Os deputados federais do Rio de Janeiro registraram R$ 60.001.976,96 em despesas líquidas da cota parlamentar entre 2023 e 2025. O volume anual ficou próximo de R$ 20 milhões, mas a participação fluminense no total nacional recuou de 8,22%, em 2023, para 7,98%, em 2025.
A cota é usada em despesas relacionadas ao exercício do mandato, como passagens, manutenção de escritórios, aluguel de veículos, combustíveis e divulgação da atividade parlamentar. Os valores considerados foram os líquidos, após glosas e ajustes, com base nos arquivos anuais disponibilizados pela Câmara dos Deputados.
Em 2024, os gastos dos parlamentares do Rio cresceram 0,36%, enquanto o total nacional avançou 2,12%. Em 2025, a despesa fluminense caiu 5,16%, diante de uma redução nacional de 3,96%. No acumulado dos três anos, o estado respondeu por 8,09% dos R$ 741,4 milhões registrados na base nacional.
A divulgação da atividade parlamentar foi a principal categoria de despesa em todo o período. Em 2025, mesmo com a queda de mais de R$ 1 milhão no gasto total da bancada, a rubrica aumentou R$ 579.174,96, chegando a R$ 7,64 milhões e a quase 40% da cota usada pelos parlamentares fluminenses.
A composição das despesas mudou ao longo dos anos. Em 2023 e 2024, divulgação, passagens e locação de veículos concentraram a maior parte dos valores. Em 2025, com a redução dos gastos com passagens, a manutenção de escritórios passou à terceira posição, e as categorias de divulgação, veículos e escritórios somaram 73,11% das despesas.

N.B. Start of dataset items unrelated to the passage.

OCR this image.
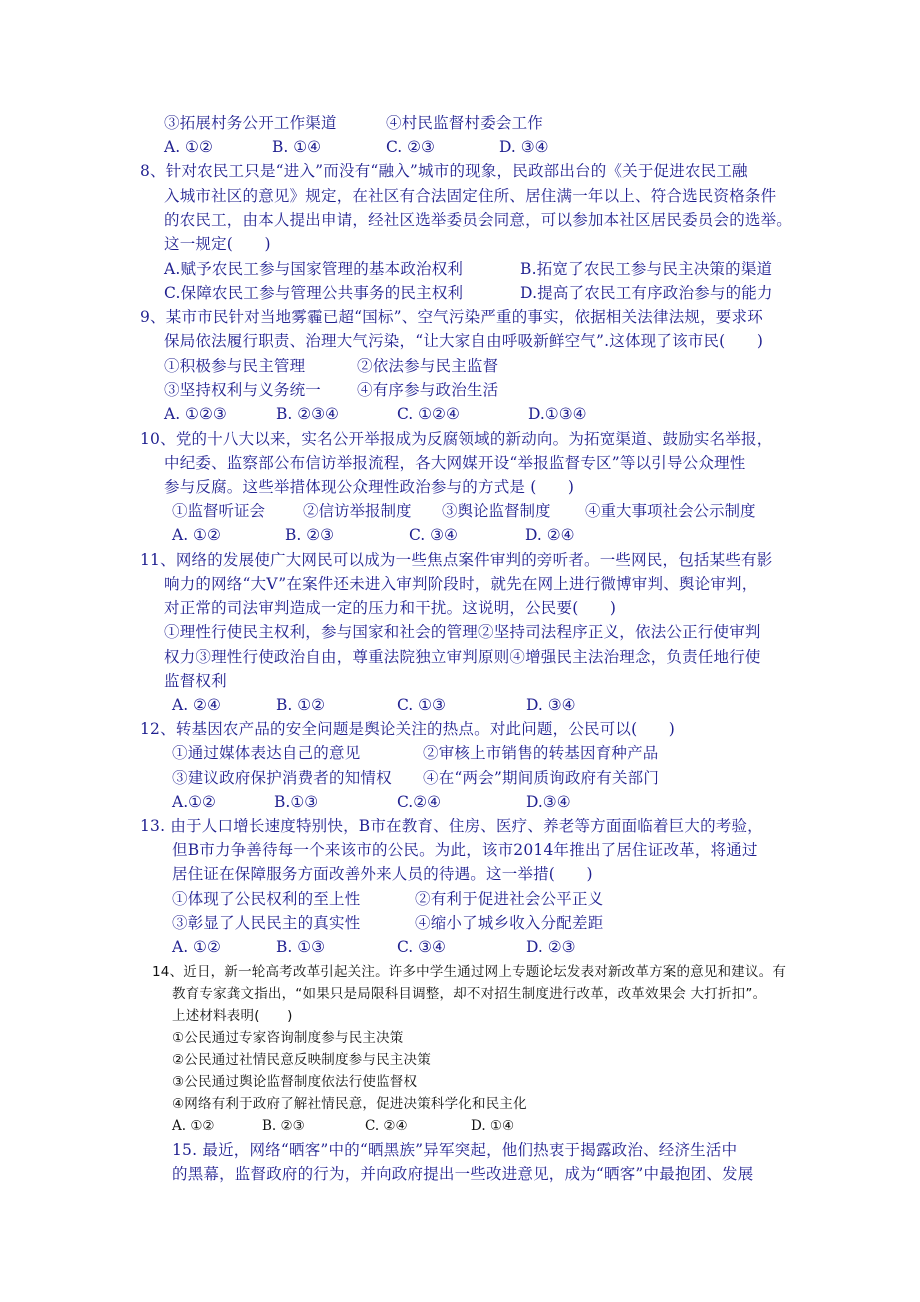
③拓展村务公开工作渠道	④村民监督村委会工作
A. ①②	B. ①④	C. ②③	D. ③④
8、针对农民工只是“进入”而没有“融入”城市的现象，民政部出台的《关于促进农民工融
入城市社区的意见》规定，在社区有合法固定住所、居住满一年以上、符合选民资格条件
的农民工，由本人提出申请，经社区选举委员会同意，可以参加本社区居民委员会的选举。
这一规定(　　)
A.赋予农民工参与国家管理的基本政治权利	B.拓宽了农民工参与民主决策的渠道
C.保障农民工参与管理公共事务的民主权利	D.提高了农民工有序政治参与的能力
9、某市市民针对当地雾霾已超“国标”、空气污染严重的事实，依据相关法律法规，要求环
保局依法履行职责、治理大气污染，“让大家自由呼吸新鲜空气”.这体现了该市民(　　)
①积极参与民主管理	②依法参与民主监督
③坚持权利与义务统一 ④有序参与政治生活
A. ①②③	B. ②③④	C. ①②④	D.①③④
10、党的十八大以来，实名公开举报成为反腐领域的新动向。为拓宽渠道、鼓励实名举报，
中纪委、监察部公布信访举报流程，各大网媒开设“举报监督专区”等以引导公众理性
参与反腐。这些举措体现公众理性政治参与的方式是 (　　)
①监督听证会 ②信访举报制度 ③舆论监督制度 ④重大事项社会公示制度
A. ①②	B. ②③	C. ③④	D. ②④
11、网络的发展使广大网民可以成为一些焦点案件审判的旁听者。一些网民，包括某些有影
响力的网络“大V”在案件还未进入审判阶段时，就先在网上进行微博审判、舆论审判，
对正常的司法审判造成一定的压力和干扰。这说明，公民要(　　)
①理性行使民主权利，参与国家和社会的管理②坚持司法程序正义，依法公正行使审判
权力③理性行使政治自由，尊重法院独立审判原则④增强民主法治理念，负责任地行使
监督权利
A. ②④	B. ①②	C. ①③	D. ③④
12、转基因农产品的安全问题是舆论关注的热点。对此问题，公民可以(　　)
①通过媒体表达自己的意见	②审核上市销售的转基因育种产品
③建议政府保护消费者的知情权 ④在“两会”期间质询政府有关部门
A.①②	B.①③	C.②④	D.③④
13. 由于人口增长速度特别快，B市在教育、住房、医疗、养老等方面面临着巨大的考验，
但B市力争善待每一个来该市的公民。为此，该市2014年推出了居住证改革，将通过
居住证在保障服务方面改善外来人员的待遇。这一举措(　　)
①体现了公民权利的至上性	②有利于促进社会公平正义
③彰显了人民民主的真实性	④缩小了城乡收入分配差距
A. ①②	B. ①③	C. ③④	D. ②③
14、近日，新一轮高考改革引起关注。许多中学生通过网上专题论坛发表对新改革方案的意见和建议。有
教育专家龚文指出，“如果只是局限科目调整，却不对招生制度进行改革，改革效果会 大打折扣”。
上述材料表明(　　)
①公民通过专家咨询制度参与民主决策
②公民通过社情民意反映制度参与民主决策
③公民通过舆论监督制度依法行使监督权
④网络有利于政府了解社情民意，促进决策科学化和民主化
A. ①②	B. ②③	C. ②④	D. ①④
15. 最近，网络“晒客”中的“晒黑族”异军突起，他们热衷于揭露政治、经济生活中
的黑幕，监督政府的行为，并向政府提出一些改进意见，成为“晒客”中最抱团、发展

Os dados também mostram diferenças nos valores individuais, influenciadas por substituições, licenças e períodos parciais de exercício do mandato. Em 2025, os totais variaram de R$ 4,82 a R$ 517.812,00; segundo a análise, o menor valor correspondeu a um lançamento residual, e não a um mandato exercido durante todo o ano. A base, isoladamente, não permite concluir se uma despesa foi eficiente, necessária ou irregular.